Influenceurs tricheurs : comment démasquer leur sale business sur Instagram ?
L’influenceur est un individu auquel on associe un pouvoir et une puissance d’influence, c’est-à-dire « une capacité de persuasion et d’action sur d’autres individus ». Au-delà de son audience, l’influenceur doit rassembler différentes caractéristiques essentielles telles que : la notoriété sur les plateformes numériques, une capacité de prescription concrète, une position de leader d’opinion ainsi qu’une crédibilité éditoriale.
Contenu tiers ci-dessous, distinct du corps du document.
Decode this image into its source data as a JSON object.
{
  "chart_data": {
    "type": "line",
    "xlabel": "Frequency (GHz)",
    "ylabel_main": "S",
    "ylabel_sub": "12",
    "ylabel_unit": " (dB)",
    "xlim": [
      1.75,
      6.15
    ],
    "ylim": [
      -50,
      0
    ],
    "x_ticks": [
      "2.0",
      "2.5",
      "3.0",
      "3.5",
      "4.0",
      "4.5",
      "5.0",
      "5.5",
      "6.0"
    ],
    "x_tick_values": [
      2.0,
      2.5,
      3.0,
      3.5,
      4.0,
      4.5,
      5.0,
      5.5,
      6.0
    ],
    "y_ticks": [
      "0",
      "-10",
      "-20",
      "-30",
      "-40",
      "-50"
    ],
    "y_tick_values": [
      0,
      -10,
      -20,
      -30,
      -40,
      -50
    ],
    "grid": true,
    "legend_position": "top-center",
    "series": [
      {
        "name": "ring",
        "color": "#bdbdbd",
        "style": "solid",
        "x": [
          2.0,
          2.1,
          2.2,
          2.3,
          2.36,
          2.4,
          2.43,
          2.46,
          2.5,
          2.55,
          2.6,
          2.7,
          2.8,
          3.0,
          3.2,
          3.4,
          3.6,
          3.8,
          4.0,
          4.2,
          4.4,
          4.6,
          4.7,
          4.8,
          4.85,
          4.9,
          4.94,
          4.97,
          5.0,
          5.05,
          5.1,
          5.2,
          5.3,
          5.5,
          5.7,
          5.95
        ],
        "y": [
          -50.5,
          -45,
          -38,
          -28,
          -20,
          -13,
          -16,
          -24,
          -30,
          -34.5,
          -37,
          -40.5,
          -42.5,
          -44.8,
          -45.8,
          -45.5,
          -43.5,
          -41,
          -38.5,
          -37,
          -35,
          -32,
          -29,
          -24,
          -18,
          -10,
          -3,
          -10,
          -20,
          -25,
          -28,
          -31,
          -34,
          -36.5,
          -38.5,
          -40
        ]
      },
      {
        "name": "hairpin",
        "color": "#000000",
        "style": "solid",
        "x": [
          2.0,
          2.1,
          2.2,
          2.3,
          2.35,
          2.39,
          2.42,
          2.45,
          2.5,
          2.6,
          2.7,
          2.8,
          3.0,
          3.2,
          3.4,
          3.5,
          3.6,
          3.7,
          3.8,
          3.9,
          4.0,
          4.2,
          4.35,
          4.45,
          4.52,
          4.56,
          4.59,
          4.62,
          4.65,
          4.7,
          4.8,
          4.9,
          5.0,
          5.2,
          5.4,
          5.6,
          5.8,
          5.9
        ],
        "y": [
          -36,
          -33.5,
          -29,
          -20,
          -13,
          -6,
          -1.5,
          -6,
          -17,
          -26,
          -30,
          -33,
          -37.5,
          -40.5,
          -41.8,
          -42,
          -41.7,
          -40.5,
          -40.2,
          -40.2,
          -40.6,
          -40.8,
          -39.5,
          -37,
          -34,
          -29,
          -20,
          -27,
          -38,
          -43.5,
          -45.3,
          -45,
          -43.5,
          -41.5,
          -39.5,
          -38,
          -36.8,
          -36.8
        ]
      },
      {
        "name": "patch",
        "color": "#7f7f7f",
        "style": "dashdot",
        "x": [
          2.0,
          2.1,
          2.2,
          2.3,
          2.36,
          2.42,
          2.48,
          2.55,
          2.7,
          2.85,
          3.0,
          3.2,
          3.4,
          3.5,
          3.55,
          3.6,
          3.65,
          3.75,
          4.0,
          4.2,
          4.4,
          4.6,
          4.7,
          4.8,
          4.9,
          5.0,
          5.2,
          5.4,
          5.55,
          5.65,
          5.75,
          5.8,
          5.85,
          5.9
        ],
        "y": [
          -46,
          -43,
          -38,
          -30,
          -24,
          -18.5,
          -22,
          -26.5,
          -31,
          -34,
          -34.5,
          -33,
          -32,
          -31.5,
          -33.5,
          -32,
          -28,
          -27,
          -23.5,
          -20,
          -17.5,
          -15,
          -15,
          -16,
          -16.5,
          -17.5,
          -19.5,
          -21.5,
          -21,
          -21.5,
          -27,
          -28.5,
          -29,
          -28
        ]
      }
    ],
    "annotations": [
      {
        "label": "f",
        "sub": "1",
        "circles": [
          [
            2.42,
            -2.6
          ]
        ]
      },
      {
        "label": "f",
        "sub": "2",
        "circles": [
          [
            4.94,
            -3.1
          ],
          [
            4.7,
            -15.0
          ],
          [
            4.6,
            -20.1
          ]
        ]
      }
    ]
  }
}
Le marketing d’influence est devenu un enjeu majeur des réseaux sociaux autant pour les influenceurs que pour les marques, avec jusqu’à 15 milliards de dollars dépensés d’ici fin 2022 (Hubspot). Les marques choisissent de travailler avec des influenceurs pour la visibilité qu’ils offrent ainsi que la relation de confiance qu’ils entretiennent avec leur communauté. L’objectif est de diffuser un contenu esthétique et efficace, pour développer la notoriété de la marque, associer son image à celle de l’influenceur et pousser les abonnés à l’achat de leurs produits ou services.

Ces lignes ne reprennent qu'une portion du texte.